The genius of Protestant political theology was simply that this became a self-conscious principle of governance – integrated into its starting point for thinking about these matters. In other words, the limitation of the government charter is a limitation rooted in nature itself, a nature wherein the conscience is free in relation to God and in which God alone can ultimately bind and loose it in relation to Himself. And so the argument for religious freedom on account of the free conscience and from the limited charter of government are not different accounts of religious freedom. The limited charter of the government is simply a function of government limiting itself to what it can access in the first place (i.e. pen-ultimate things) qua reality.
Much more could be said, especially concerning Leeman’s treatment of the new covenant, infant baptism (see my essay in this volume), and concerning his extremely problematic treatment of Trinitarian “subjects” (for which, see here). But I believe that I have addressed matters of first importance above. While often bedeviled by parasitic spandrels, the very essence of Protestant ecclesiology – its radical insight – is that the church’s spiritual power is only the power of the word and that the believer’s access to this word is immediate. The implications of this insight for a doctrine of the visible church are momentous and, let it be noted again, illuminate reality as it actually confronts us (See Brad Littlejohn’s recent work on the theology of Richard Hooker for an excellent statement of Protestant ecclesiological essentials at their most basic and consistent).

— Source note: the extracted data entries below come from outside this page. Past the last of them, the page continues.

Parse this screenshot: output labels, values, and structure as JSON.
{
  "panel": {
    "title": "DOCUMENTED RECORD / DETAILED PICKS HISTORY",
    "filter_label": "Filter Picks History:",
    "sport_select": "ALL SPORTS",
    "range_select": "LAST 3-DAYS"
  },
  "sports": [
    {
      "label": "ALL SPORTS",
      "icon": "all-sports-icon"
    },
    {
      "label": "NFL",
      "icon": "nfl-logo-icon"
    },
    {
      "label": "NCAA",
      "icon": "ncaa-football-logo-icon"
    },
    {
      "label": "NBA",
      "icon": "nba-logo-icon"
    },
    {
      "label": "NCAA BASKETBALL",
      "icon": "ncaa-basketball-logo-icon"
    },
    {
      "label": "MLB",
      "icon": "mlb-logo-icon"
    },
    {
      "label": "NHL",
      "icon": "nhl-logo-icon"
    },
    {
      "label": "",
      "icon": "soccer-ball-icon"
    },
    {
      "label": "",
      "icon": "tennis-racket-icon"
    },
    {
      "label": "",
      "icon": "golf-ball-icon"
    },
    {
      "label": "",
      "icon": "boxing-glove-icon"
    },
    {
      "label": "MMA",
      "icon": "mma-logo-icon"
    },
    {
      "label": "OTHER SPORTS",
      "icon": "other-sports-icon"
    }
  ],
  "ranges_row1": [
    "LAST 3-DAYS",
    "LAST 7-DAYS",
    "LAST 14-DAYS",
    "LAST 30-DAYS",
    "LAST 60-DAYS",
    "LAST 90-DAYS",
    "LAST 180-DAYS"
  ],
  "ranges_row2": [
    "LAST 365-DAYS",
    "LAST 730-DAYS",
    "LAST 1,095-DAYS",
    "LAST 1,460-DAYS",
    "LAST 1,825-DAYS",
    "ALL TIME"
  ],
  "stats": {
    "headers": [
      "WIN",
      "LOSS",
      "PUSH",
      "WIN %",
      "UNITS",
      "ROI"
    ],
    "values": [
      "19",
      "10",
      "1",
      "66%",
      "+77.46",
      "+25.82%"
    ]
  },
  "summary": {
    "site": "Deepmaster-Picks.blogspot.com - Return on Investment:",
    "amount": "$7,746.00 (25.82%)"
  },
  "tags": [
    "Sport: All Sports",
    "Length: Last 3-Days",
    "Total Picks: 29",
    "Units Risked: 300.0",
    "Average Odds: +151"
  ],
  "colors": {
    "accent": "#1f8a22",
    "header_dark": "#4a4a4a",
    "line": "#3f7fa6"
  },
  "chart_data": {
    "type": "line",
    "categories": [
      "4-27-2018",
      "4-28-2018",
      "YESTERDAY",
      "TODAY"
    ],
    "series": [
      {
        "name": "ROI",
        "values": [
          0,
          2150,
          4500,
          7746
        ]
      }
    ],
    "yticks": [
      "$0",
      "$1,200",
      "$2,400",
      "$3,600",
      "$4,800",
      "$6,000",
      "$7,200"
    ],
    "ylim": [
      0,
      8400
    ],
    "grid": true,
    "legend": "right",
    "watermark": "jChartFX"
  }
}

It is gravely important that this clarity of principle is preserved, because confusion in this area will inevitably bleed into other areas of doctrine and life. It is not coincidental that many recent converts to Rome come from the portion(s) of the evangelical community which tend to treat the church as a political institution with a vaguely defined “spiritual power.” And it is not coincidental that churches which hold to these sorts of ecclesiological formulas often wind up with all sorts of intra-community “obligations” which comfort the competitive but discourage the weak. In this area, failure to make proper distinctions is doctrinally and pastorally perilous. The antidote to the malaise of modern community is not a baptized “new institutionalism,” but a recovery of historically orthodox and Protestant first principles – the roots of which grow in the soil of persuasion and produce the fruit of Christian love.